L’étude de cohorte rétrospective de Saxton et al. (2015) était composée de 7548 femmes et compare les femmes ayant profité de peau à peau et d’un allaitement dans les 30 minutes ( la protunérance) après la naissance avec les femmes qui n’ont pas pu profiter de ces interventions. Les patientes à risque d’hémorragie du post-partum ont aussi été incluses et la plupart des femmes ont une gestion active de la troisième phase du travail. Les femmes qui n’ont pas eu la protunérance dans les 30 minutes après la naissance ont expérimenté presque deux fois plus d’hémorragie du post-partum (OR 1.81 ; 95% CI 1.39-2.43, p<0.001). 

 

Les auteurs expliquent cette grande différence par le fait que la protunérance a une action sur la physiologie du post-partum.
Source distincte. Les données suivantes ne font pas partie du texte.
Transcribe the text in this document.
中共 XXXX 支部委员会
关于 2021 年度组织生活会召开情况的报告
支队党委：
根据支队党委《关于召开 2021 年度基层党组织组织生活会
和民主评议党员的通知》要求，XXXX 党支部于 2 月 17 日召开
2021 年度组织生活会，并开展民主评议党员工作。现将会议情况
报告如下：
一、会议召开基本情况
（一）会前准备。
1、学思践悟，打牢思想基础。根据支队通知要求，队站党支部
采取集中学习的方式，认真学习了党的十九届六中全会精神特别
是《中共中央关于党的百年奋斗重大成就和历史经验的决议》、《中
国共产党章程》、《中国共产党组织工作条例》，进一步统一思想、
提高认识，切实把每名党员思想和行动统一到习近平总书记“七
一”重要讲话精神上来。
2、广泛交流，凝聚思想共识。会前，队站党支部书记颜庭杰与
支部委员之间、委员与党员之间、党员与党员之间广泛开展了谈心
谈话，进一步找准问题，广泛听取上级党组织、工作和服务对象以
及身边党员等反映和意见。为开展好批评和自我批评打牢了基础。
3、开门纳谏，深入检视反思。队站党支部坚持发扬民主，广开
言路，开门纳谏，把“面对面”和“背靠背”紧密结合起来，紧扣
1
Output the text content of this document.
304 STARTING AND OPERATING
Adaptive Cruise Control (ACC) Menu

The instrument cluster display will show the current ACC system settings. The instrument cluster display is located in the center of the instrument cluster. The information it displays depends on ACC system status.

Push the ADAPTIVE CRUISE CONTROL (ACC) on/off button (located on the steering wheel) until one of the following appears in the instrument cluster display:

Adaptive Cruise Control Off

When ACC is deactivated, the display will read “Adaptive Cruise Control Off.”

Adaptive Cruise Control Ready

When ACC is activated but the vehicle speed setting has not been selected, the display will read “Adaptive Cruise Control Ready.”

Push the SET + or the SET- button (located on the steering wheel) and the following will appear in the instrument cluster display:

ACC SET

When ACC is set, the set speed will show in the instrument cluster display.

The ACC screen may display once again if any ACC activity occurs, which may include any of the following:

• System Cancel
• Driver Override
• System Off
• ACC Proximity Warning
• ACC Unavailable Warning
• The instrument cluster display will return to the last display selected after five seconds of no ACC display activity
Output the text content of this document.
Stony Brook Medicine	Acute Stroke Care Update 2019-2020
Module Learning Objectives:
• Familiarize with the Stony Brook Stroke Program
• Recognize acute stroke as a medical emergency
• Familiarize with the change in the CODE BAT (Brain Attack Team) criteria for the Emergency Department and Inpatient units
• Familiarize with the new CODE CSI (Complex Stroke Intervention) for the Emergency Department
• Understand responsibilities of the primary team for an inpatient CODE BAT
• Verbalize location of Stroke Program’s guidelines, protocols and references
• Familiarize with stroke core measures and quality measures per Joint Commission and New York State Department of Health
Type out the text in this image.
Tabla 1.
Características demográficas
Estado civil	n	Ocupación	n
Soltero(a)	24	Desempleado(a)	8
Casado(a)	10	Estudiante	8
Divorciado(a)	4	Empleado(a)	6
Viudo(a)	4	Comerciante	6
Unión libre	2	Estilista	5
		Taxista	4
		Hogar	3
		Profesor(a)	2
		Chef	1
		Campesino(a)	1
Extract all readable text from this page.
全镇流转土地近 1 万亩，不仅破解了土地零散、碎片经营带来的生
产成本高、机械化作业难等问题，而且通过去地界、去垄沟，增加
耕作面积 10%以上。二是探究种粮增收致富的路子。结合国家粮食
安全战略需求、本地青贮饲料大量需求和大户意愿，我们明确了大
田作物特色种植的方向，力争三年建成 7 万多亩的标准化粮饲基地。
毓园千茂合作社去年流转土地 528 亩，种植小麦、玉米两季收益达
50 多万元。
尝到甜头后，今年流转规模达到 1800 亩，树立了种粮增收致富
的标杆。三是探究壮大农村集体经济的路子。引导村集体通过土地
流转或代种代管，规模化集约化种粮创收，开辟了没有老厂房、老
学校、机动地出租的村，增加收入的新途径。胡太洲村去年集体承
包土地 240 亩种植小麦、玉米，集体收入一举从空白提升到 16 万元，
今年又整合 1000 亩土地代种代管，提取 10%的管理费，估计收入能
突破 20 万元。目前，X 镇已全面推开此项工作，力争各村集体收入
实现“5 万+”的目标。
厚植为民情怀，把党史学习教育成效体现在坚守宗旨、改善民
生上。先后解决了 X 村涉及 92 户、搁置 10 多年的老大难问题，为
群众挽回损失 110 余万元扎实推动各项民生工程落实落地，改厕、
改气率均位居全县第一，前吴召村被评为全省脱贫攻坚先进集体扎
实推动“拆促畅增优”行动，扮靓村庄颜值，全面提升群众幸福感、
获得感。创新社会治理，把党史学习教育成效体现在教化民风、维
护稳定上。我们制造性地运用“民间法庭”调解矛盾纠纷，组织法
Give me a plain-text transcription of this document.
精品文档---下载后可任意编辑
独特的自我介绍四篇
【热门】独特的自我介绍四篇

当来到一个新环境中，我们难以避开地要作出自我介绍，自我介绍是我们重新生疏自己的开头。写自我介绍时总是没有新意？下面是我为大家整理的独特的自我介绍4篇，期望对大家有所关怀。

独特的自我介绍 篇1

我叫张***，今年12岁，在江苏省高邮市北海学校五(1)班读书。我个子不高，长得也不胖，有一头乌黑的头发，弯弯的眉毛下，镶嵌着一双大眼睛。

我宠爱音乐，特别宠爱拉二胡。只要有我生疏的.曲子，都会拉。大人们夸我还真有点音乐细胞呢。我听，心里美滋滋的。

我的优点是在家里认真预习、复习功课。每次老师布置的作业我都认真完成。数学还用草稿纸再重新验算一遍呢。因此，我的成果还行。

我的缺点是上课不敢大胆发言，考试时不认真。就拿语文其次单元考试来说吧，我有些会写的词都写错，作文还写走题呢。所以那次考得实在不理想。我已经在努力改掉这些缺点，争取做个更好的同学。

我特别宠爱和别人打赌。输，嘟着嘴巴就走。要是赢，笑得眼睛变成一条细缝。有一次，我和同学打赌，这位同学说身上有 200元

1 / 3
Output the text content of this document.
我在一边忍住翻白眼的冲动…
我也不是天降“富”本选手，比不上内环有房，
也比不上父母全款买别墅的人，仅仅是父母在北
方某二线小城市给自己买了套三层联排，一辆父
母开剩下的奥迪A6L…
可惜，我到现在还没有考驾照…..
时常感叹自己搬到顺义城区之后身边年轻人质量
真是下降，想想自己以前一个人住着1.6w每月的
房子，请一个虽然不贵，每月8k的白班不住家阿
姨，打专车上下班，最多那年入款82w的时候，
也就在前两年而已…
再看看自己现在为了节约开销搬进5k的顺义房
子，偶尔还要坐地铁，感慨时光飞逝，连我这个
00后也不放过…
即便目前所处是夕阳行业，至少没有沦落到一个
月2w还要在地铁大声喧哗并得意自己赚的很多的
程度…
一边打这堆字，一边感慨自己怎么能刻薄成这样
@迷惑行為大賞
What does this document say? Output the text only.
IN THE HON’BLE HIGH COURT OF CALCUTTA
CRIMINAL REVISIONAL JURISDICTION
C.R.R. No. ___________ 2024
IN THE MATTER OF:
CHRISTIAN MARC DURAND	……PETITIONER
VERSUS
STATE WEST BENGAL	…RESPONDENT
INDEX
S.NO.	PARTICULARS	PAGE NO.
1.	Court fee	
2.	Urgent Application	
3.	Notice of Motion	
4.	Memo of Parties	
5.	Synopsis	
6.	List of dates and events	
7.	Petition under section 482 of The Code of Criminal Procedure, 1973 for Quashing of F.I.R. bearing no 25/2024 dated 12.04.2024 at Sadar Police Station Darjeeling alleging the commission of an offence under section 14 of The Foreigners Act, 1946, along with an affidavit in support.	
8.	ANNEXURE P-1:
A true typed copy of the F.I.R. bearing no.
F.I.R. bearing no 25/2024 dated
L’ocytocine endogène est secrétée et relâchée dans la circulation de manière pulsative par l’hypophyse postérieure (Uvnas-Moberg, 2013). Le peau à peau et l’allaitement endéans les 30 minutes de la naissance vont permettre une sécrétion de l’ocytocine, qui va avoir un effet sur le cerveau et l’utérus. Au niveau cérébral, cela va permettre de créer un sentiment de calme et d’amour et va permettre l’attachement au nouveau-né (Uvnas-Moberg, 2020). Lors de la circulation dans le sang, l’ocytocine va s’attacher aux récepteurs du myomètre et cela va entrainer des contractions utérines fortes qui vont permettre la délivrance du placenta et diminuer les pertes sanguines (Saxton et al., 2014). L’adrénaline qui est produite lors de situation de peur ou de stress peut s’attacher aux mêmes récepteurs et donc empêcher l’ocytocine endogène de s’y attacher et entrainer une atonie utérine et une hémorragie du post-partum ( Arrowsmith et Wray, 2014).Dès lors, lors s’une situation d’alerte ou de peur pendant la troisième phase du travail ou en post-partum, une hémorragie du post-partum par atonie a plus de chance de se produire (Saxton et al., 2016)

 

Nous pouvons voir à travers ces différentes études que la gestion physiologique de la troisième phase du travail n’est pas synonyme de la gestion passive de la troisième phase du travail. En effet, la gestion physiologique de la troisième phase comprend, au moins,  l’allaitement maternel, le peau à peau et une surveillance attentive de la femme. Cependant, il n’existe pas de consensus sur la définition de la gestion physiologique de la troisième phase (Hastie et al, 2009).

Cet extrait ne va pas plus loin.